“All that is necessary for evil to triumph is for good men to do nothing” -Edmund Burke, on the French Revolution

American Minute with Bill Federer

Edmund Burke is considered the most influential orator in the British House of Commons in the 18th century.

Born January 12, 1729, one of his first notable writings was an anonymous publication A Vindication of Natural Society, 1756, which was a satirical criticism of the deism promoted by Lord Bolingbroke:

“… seeing every mode of religion attacked in a lively manner, and the foundation of every virtue, and of all government, sapped with great art and much ingenuity … the same engines which were employed for the destruction of religion, might be employed with equal success for the subversion of government.”

Burke criticized how a deist “every day invents some new artificial rule.”

He described the “unalterable relations which Providence has ordained that every thing should bear to every other. These relations, which are truth itself, the foundation of virtue, and consequently, the only measures of happiness.”

Burke wrote in the tradition of Jonathan Swift, author of the satire Gulliver’s Travels (1726).

Swift also wrote in 1712, An Argument Against Abolishing Christianity, in which he defended Christianity against deists, freethinkers, atheists, anti-trinitarians, and socinians (unitarians).

Edmund Burke stands out in history because as a member of the British Parliament, he strongly opposed the slave trade.

He also defended the rights of the American colonies.

When America’s Revolutionary War began, Edmund Burke addressed Parliament with “A Second Speech on the Conciliation with America,” March 22, 1775:

“The people are Protestants; and of that kind which is the most adverse to all implicit submission of mind and opinion.

This is a persuasion not only favorable to liberty, but built upon it …”

Burke continued:

“All Protestantism … is a sort of dissent. But the religion most prevalent in our Northern Colonies is a refinement on the principle of resistance; it is the dissidence of dissent, and the protestantism of the Protestant religion.”
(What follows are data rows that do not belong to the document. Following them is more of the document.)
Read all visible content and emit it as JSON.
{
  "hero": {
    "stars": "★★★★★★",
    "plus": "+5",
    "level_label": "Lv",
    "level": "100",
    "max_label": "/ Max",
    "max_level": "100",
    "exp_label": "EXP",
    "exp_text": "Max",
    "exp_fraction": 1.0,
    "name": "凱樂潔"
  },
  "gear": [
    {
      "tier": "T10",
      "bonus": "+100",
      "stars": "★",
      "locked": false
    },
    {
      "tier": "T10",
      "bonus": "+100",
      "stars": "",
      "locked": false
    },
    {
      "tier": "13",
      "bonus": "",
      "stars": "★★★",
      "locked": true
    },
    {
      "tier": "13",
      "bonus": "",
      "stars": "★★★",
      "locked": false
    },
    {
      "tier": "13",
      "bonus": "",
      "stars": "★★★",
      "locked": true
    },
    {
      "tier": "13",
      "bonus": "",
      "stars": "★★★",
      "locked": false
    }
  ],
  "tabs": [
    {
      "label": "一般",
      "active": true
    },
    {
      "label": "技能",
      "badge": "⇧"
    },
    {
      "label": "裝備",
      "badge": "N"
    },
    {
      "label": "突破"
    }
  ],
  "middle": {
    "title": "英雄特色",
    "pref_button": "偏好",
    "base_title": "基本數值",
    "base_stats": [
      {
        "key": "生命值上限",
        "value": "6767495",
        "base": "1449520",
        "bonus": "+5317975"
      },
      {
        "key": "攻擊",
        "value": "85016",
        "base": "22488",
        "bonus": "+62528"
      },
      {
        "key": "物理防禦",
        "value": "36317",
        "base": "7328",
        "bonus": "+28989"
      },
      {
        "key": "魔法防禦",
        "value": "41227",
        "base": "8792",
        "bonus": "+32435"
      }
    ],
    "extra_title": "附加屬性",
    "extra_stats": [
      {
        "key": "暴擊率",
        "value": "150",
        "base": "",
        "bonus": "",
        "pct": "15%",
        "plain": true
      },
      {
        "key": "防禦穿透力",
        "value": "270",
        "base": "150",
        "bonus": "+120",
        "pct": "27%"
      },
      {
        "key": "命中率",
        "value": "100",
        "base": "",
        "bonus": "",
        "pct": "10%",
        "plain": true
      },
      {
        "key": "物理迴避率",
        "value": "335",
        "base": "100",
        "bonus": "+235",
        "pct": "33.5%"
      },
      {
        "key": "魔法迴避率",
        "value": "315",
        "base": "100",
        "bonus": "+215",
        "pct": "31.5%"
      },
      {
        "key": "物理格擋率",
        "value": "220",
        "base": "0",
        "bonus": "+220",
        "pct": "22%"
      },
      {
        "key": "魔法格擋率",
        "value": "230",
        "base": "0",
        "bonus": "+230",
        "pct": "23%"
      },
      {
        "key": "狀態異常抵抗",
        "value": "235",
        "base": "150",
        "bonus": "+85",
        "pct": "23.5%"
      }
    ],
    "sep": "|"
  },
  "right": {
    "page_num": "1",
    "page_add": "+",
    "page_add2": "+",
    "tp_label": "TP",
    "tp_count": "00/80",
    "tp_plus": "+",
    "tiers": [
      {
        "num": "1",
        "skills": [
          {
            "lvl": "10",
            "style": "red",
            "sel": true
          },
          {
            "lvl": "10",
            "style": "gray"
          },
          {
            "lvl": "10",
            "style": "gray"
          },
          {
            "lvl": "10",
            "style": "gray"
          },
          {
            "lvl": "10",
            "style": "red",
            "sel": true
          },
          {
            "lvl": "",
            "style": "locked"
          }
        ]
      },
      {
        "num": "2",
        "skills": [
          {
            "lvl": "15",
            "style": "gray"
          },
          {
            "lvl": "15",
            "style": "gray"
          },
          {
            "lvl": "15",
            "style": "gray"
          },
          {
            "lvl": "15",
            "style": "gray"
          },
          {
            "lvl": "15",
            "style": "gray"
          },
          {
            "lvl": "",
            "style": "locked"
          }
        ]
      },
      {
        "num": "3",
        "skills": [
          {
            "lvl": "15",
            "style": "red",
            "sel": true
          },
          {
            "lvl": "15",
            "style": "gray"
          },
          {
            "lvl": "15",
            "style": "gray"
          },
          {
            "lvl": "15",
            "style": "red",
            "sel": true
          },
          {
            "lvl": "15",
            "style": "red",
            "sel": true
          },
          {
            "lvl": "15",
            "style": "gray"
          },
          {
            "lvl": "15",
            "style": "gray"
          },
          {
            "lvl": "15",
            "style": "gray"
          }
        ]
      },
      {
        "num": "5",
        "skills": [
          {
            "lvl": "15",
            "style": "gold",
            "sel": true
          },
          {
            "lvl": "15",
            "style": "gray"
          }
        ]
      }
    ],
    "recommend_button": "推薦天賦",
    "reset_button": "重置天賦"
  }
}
New York University Professor Emeritus Patricia U. Bonomi wrote in her article “Religious Pluralism in the Middle Colonies” that “… the colonists were about 98 percent Protestant.”

Edmund Burke is quoted in The Works and Correspondence of the Right Honorable Edmund Burke, Volume VI:

“The Scripture … is a most remarkable, but most multifarious, collection of the records of the Divine economy; a collection of an infinite variety of theology, history, prophecy, psalmody, morality, allegory, legislation, carried through different books, by different authors, at different ages, for different ends and purposes.”

Upon receiving news of the beginning of the French Revolution, Burke wrote October 10, 1789:

“This day I heard … the portentous state of France — where the elements which compose human society seem all to be dissolved, and a world of monsters to be produced in the place of it.”

On November 4, 1789, Burke wrote to Charles-Jean-François Depont in France:

“You may have subverted Monarchy, but not recover’d freedom.”

He publicly condemned the French Revolution in Parliament, February 9, 1790:

“The French had shewn themselves the ablest architects of ruin that had hitherto existed in the world.

In that very short space of time they had completely pulled down to the ground, their monarchy; their church; their nobility; their law; their revenue; their army; their navy; their commerce; their arts; and their manufactures …

There was a danger of an imitation of the excesses of an irrational, unprincipled, proscribing, confiscating, plundering, ferocious, bloody and tyrannical democracy …

In religion, the danger of their example is no longer from intolerance, but from Atheism; a foul, unnatural vice, foe to all the dignity and consolation of mankind; which seems in France, for a long time, to have been embodied into a faction.”